Inhalation of Carbon Dioxide Mixtures for Sensorineural Deafness: Evaluation of a Rebreathing Method

Author Affiliations

From the Departments of Otolaryngology (Dr Freeman) and Anesthesiology (Dr Salamonsen), Alfred Hospital, and Monash University (Dr Mainland), Melbourne.

Arch Otolaryngol. 1985;111(2):75-78. doi:10.1001/archotol.1985.00800040039002

• A laboratory study in 11 healthy subjects was conducted to evaluate the performance of a rebreathing device as a means of raising the effective carbon dioxide level in the inspiratory mixture.
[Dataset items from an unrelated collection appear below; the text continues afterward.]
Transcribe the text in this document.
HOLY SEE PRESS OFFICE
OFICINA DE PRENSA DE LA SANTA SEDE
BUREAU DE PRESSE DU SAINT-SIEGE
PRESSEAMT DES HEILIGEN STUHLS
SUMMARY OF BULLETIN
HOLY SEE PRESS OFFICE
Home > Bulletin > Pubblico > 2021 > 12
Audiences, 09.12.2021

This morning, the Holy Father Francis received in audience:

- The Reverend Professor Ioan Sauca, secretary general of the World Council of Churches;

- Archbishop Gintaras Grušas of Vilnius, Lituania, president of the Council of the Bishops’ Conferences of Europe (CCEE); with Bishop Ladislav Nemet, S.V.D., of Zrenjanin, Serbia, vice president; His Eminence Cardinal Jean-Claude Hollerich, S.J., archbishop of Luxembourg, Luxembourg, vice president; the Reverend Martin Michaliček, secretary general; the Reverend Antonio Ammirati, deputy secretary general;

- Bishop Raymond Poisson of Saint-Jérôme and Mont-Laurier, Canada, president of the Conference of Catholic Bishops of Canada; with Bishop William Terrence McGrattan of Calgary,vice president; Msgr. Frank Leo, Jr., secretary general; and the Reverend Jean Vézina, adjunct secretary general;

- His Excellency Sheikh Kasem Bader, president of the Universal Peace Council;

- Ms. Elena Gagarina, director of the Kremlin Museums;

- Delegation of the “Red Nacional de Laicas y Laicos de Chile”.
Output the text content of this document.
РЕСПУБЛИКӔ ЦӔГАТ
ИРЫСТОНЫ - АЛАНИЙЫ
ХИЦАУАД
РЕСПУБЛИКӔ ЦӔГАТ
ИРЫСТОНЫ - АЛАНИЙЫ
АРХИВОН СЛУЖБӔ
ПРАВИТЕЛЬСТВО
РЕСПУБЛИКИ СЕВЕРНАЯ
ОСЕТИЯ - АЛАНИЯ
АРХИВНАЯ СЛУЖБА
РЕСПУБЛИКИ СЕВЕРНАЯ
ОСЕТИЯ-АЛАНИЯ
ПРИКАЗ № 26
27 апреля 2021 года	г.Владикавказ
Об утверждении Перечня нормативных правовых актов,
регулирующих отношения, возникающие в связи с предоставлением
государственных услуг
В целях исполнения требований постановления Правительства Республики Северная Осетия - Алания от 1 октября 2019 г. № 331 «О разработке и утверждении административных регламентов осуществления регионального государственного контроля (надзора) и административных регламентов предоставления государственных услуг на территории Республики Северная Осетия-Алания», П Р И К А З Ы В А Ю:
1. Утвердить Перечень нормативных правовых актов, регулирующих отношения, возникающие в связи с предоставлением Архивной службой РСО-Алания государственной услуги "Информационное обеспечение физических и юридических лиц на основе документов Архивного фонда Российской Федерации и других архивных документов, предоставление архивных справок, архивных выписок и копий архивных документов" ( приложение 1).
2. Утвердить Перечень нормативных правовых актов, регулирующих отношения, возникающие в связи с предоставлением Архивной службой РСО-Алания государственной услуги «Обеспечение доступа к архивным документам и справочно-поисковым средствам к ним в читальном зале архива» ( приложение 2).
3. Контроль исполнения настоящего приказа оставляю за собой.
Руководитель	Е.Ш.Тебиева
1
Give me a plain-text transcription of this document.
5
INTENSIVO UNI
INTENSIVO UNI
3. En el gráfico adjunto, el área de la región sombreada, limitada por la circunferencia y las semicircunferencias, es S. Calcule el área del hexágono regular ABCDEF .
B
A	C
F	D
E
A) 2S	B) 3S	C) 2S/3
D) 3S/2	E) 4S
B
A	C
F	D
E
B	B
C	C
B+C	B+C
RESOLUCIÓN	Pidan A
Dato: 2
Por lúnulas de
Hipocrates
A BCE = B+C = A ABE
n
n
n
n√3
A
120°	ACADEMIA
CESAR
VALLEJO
In all subjects, there was a sustained rise in end-tidal carbon dioxide levels and a transient rise in end-tidal nitrogen tensions associated with an equivalent fall in end-tidal oxygen levels. Although the rise in end-tidal carbon dioxide tensions was variable, the mean elevation for the 11 subjects (from 36 to 43 mm Hg) was not equivalent to elevations reported to follow inhalation of 5% carbon dioxide mixtures. Nevertheless, the volume of the device was sufficient to cause a marked depression of the end-tidal oxygen level (to 67 mm Hg) in one subject. Despite the simplicity and cost-effectiveness of the rebreathing method, it cannot be recommended in the treatment of sudden or fluctuant sensorineural deafness.